I completed my Ph.D. at Utah State University in June 2002, titled "Bayesian Decision Networks for Watershed Management" which examines the use of Bayesian network models of physical and non-physical variables in watershed managment.  My Master's Thesis was completed at USU in June 1998, titled "Seasonal to Interannual Streamflow Forecasts Using Nonlinear Time Series Methods and Climate Information" and focused on the use of nonparametric time series data analysis techniques for long-lead prediction of streamflow with application to the Yakima River Basin in Washington State.  I worked for two years as a Research Assistant Professor at the Utah Water Research Lab (UWRL) at Utah State University in Logan, Utah where helped start and co-direct the Environmental Management Research Group (EMRG). At the EMRG, we developed software and provided training on different environmental management technologies including EPA's BASINS system, and our oringinal geographic information system (GIS) software, MapWindow GIS .  I have also written software components for other programmers and distributed them through my legacy web site Stonehaven Software, and have done programming work for PAQ Services and Worker Rehabilitation Associates, Inc.  In Fall 2004, I took a position at Idaho State University in the Department of Geosciences at the Idaho Falls, Idaho University Place extension campus. I am currently the program coordinator for the Masters of Science in Geographic Information Science at ISU, and I teach classes in GIS, GPS, and Watershed Analysis. My research program continues to develop along the lines of open source GIS tools, watershed modeling and probabilistic methods. Some assorted research related links are provided below.
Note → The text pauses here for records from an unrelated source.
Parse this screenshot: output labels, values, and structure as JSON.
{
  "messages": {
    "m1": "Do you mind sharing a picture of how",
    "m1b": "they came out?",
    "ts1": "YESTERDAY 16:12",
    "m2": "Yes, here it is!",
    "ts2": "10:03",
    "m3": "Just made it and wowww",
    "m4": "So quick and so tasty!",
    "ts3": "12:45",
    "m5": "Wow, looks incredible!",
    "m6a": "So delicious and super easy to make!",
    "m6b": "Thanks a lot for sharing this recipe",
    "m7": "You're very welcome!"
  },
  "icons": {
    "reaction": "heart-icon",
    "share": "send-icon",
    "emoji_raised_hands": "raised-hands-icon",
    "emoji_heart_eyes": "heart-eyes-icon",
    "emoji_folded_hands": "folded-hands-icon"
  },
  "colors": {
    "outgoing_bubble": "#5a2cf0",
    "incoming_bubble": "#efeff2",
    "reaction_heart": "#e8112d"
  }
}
Probabilistic Modeling and Decision Analysis

Bayesian Decision Networks (BDNs) can be particularly useful to model environmental management problems because often one must bring together a variety of disparate data sources to estimate the relationships between variables in the system. Also, the availability of "hard" data is often limited for generating these estimates, resulting in a case where the model must be estimated from expert elicitation. Thus Bayesian networks are often referred to as "Bayesian Belief Networks" and are populated not with frequency distributions from observed data, but with the best judgement of individuals. Excellent sources of information on Bayesian networks (aside, of course, from my dissertation) include www.hugin.com, www.netica.com and the many references located in my dissertation .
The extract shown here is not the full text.